Alberta allowing disposal of dialysis equipment as general waste: NDP

04/11/2015 06:38 EDT | Updated 06/14/2015 12:59 EDT
EDMONTON - Alberta's NDP is accusing the province of pinching pennies by relaxing rules for the disposal of dialysis equipment.

The party released what it claims is a leaked Alberta Health Services presentation that outlines a decision to reclassify dialysis waste as general rather than biomedical waste.

The party says the policy change affects blood-filled tubes and containers, and says it was made without consideration of the effect on patient and employee safety.

Alberta Health Services spokeswoman Shelly Willsey says in an email that the disposal of dialysis equipment that no longer contains blood or needles into general waste is safe and complies with CSA standards.

Willsey says items containing blood continue to be disposed of as biomedical waste.

David Eggen, who is seeking re-election for the NDP in Edmonton-Calder, says the policy calls for disposal of dialysis equipment in "robust" garbage bags.

"Albertans want to have the highest standard of safety and security in our public health system and going for the lowest common denominator, this bargain basement version, is an indication of things to come if this PC government gets the majority they so seek," Eggen said in an interview Saturday.

The Alberta Health Services presentation that was supplied by the NDP states as long as there are "no sharps attached or dripping blood," dialysis waste should be disposed of as general waste.

The presentation says the change affects the province's northern zone, and will make the policy consistent with the one that's currently in use for the central region.

The Guidelines for the Management of Biomedical Waste in Canada, a document produced by the Canadian Council for Ministers of the Environment in 1992, notes that dialysis waste, including tubing, filters, towels and disposable sheets, is acceptable for disposal as general waste.

The document notes that while any item that has had contact with blood may be a hazard, "it is not usually considered practical or necessary to treat all such waste as biomedical waste."

Other items on the document's list as acceptable for general waste include soiled dressings, sponges, specimen containers, surgical drapes and catheters.

Photos that the NDP says were supplied by healthcare workers show tubes with pinkish liquid inside them.

"We know that there is blood that is in the systems, and it puts a further strain on the disposal of biomedical waste," Eggen said.

Alberta's auditor general, Merwan Saher, recommended in a report in 2012 that the province should pursue more opportunities to reduce the amount of materials that were entering the healthcare waste stream.

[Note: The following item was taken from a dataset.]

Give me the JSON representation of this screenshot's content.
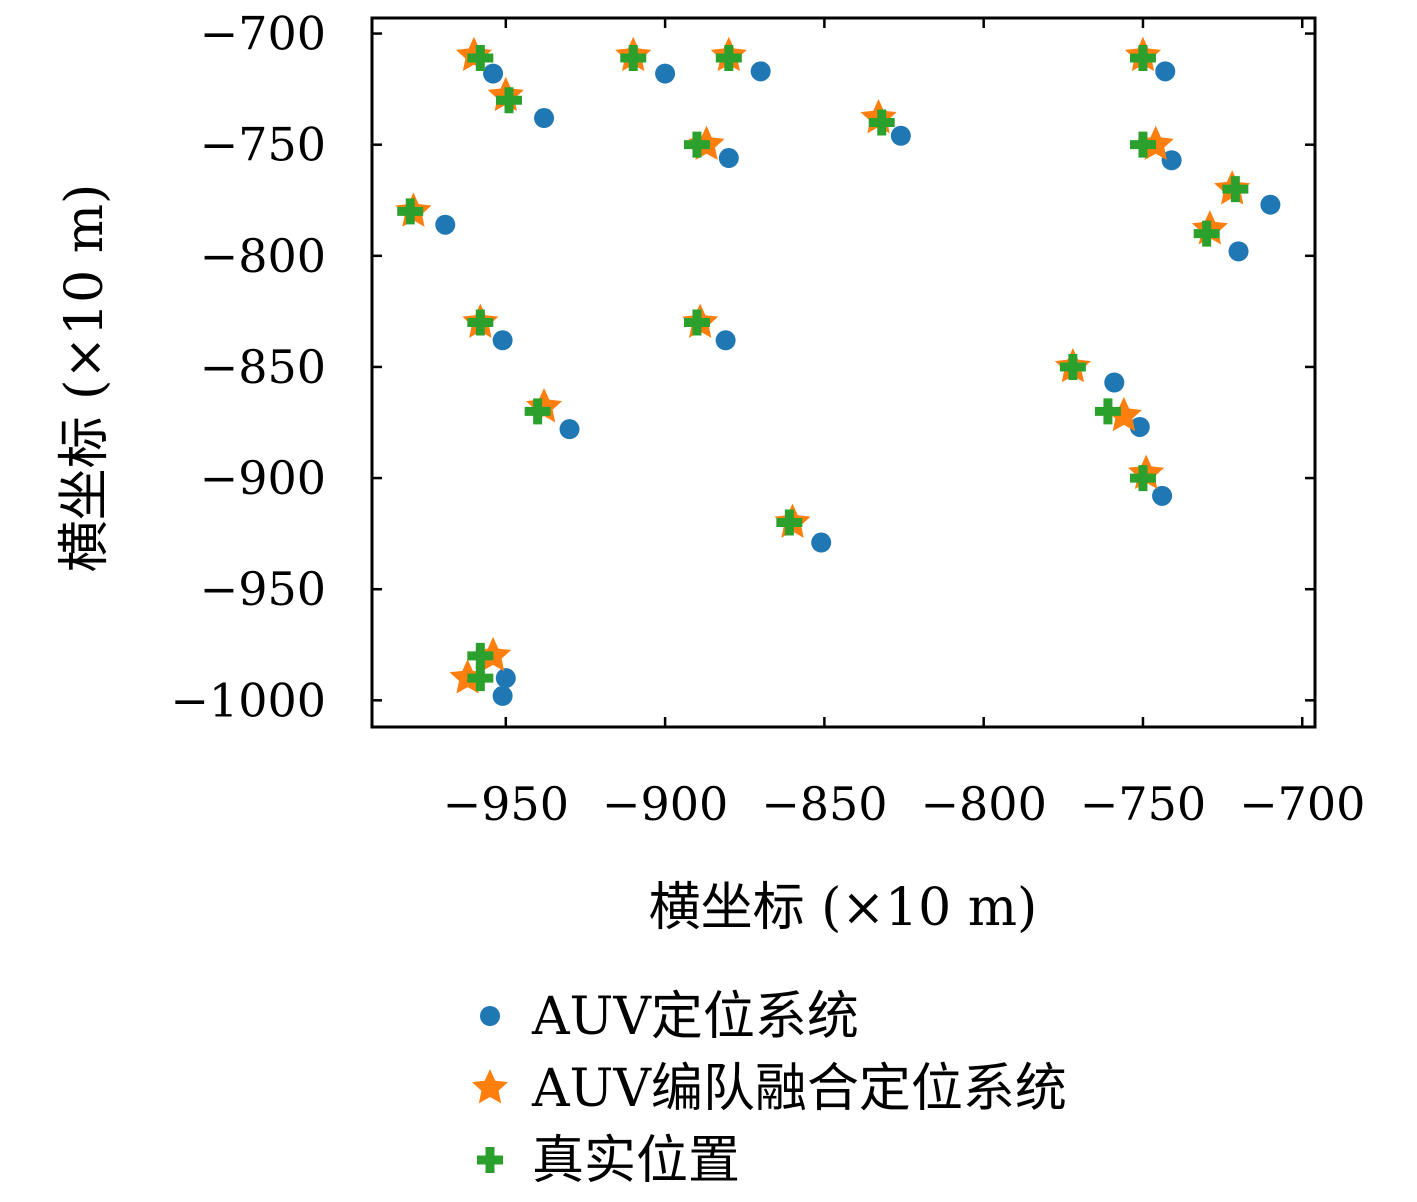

Saher suggested that some general waste was going into healthcare waste, and that it was pricey for taxpayers.

"Depending on volumes, such practices could result in significantly higher disposal costs because the cost of healthcare waste disposal is approximately 10 times the cost of general waste disposal," Saher wrote in his report.

Mike Storeshaw, a Progressive Conservative campaign spokesman, said other Canadian jurisdictions also follow guidelines that classify dialysis materials as general waste.

"I don't think it's helpful for the NDP to scaremonger about the safety of medical waste," Storeshaw wrote in an email. "This is in fact a good example of where money can be saved in the health system while preserving patient safety and care."